This command-line tool builds an offline retrieval-augmented generation (RAG) system for large language models (LLMs). It builds a knowledge base from your input documents and uses it to retrieve relevant information in response on your queries (retrieval). This retrieved information, combined with your original query, is then used to generate a more informed and accurate response (generation). Think of it as giving a chatbot access to a library before it answers your question. This allows it to deliver more factual and contextually rich answers than an LLM relying solely on its pre-trained knowledge. The tool integrates an Ollama proxy, enabling interaction through any chat interface compatible with Ollama.

Background

A RAG system works by breaking the documents into small, manageable pieces called chunks or nodes. These nodes are then embedded, i.e. converted into vector representations, and stored in a vector database. When a user asks a question, the system retrieves the most relevant nodes from the database and feeds them to the LLM along with the query.

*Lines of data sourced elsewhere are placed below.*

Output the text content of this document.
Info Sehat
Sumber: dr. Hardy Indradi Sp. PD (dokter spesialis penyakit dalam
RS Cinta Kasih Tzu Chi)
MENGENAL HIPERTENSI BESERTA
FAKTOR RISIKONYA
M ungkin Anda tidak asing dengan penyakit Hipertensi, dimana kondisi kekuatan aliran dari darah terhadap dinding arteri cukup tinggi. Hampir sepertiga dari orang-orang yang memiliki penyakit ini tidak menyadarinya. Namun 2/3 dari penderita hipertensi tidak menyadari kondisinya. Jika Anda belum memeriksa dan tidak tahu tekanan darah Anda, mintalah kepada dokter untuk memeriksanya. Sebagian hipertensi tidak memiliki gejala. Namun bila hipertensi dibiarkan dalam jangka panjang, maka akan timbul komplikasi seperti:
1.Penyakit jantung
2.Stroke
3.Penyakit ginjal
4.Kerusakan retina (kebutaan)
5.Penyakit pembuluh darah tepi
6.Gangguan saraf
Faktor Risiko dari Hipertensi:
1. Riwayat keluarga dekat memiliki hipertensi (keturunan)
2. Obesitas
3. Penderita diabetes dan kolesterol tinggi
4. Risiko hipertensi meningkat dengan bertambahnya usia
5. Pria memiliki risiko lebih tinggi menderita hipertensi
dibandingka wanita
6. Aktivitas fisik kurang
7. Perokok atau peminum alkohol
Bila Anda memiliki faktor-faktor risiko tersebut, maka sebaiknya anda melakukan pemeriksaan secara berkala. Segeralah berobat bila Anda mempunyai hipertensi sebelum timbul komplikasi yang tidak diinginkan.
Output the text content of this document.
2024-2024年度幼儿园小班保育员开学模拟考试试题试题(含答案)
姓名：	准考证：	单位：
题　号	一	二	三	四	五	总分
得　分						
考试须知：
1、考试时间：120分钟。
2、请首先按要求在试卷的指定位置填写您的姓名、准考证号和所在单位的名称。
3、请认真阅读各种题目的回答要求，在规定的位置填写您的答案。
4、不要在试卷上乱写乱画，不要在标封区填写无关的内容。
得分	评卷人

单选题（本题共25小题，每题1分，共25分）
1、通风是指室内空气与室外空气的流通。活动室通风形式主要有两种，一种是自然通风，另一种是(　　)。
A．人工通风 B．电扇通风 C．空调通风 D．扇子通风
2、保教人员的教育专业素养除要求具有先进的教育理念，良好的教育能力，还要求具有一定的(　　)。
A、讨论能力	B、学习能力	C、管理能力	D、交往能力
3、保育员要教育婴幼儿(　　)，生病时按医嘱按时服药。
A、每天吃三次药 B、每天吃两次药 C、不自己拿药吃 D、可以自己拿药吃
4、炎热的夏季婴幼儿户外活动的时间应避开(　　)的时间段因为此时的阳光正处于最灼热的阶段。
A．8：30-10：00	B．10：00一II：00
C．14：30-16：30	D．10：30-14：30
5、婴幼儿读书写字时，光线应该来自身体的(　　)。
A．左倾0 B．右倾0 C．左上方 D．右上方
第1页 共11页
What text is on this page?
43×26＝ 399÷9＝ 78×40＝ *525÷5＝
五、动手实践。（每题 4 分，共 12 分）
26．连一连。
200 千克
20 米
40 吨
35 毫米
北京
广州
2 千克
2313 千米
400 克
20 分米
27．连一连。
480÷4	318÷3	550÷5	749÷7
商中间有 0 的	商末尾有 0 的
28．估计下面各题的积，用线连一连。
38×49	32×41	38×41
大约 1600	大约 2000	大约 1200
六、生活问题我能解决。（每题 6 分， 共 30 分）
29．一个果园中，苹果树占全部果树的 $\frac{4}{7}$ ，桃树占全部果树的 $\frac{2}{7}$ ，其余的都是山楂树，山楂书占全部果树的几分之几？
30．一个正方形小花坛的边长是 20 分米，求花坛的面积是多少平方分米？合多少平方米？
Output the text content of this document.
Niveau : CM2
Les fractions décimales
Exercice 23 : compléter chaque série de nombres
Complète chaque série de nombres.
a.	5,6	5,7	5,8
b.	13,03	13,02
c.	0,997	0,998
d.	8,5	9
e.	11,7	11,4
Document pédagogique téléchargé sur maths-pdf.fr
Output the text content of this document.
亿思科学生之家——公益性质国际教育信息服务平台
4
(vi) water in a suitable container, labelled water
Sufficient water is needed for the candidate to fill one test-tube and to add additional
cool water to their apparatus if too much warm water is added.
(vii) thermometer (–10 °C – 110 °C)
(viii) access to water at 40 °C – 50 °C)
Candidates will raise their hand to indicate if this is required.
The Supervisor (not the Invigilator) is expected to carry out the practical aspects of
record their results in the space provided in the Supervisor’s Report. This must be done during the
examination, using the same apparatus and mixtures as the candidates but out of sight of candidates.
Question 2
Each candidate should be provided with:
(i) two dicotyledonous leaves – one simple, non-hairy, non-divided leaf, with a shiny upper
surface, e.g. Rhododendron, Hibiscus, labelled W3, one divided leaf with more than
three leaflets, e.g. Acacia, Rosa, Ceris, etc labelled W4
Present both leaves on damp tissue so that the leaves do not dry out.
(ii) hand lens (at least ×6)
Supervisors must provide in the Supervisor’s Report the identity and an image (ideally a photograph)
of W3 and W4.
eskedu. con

Diagram that presents the data flow in the RAG system: 1. Reading documents, 2. Chunking, 3. Embedding, 4. Chat query, 5. Context refinement from database, 6. Query and Response from LLM, 7. Chat response

Installation

Prerequisites

In order to use the tool, you will need to have Ollama and Python 3 installed. You can use any Python distribution. My favourite is Miniforge3.

In addition, you will need a chat interface that allows manually setting the Ollama server port address. I have used Enchanted on Mac for the simple reason that it is available through App Store. I have also tried Ollamate, an Electron-based cross-platform application that also supports macOS 12, in case you have an older Mac. One of the more popular cross-platform applications is Open WebUI, a rather feature-rich chat interface. It even has RAG features built right into it, so you don't necessarily need this Ollama proxy to build your knowledge base. I am told it can be a bit resource-intensive, though. In addition to the ones mentioned here, there are many other options. Just search for Ollama chat client and see which one you like the most.

Installation

It is highly recommended that you create a Python environment that contains only the libraries and tools needed. In any Python distribution that uses the conda package and environment manager (e.g., Miniforge, Anaconda, Miniconda), you can create an environment called llm with Python 3.13 and a faster alternative to conda—called mamba—using the following command:

conda create -n llm python=3.13 mamba

You can activate the newly created environment by entering:

mamba activate llm

Normally we would install all packages using mamba, but unfortunately the Ollama-related LlamaIndex packages are not available via official channels yet. Therefore, we will use pip to install them.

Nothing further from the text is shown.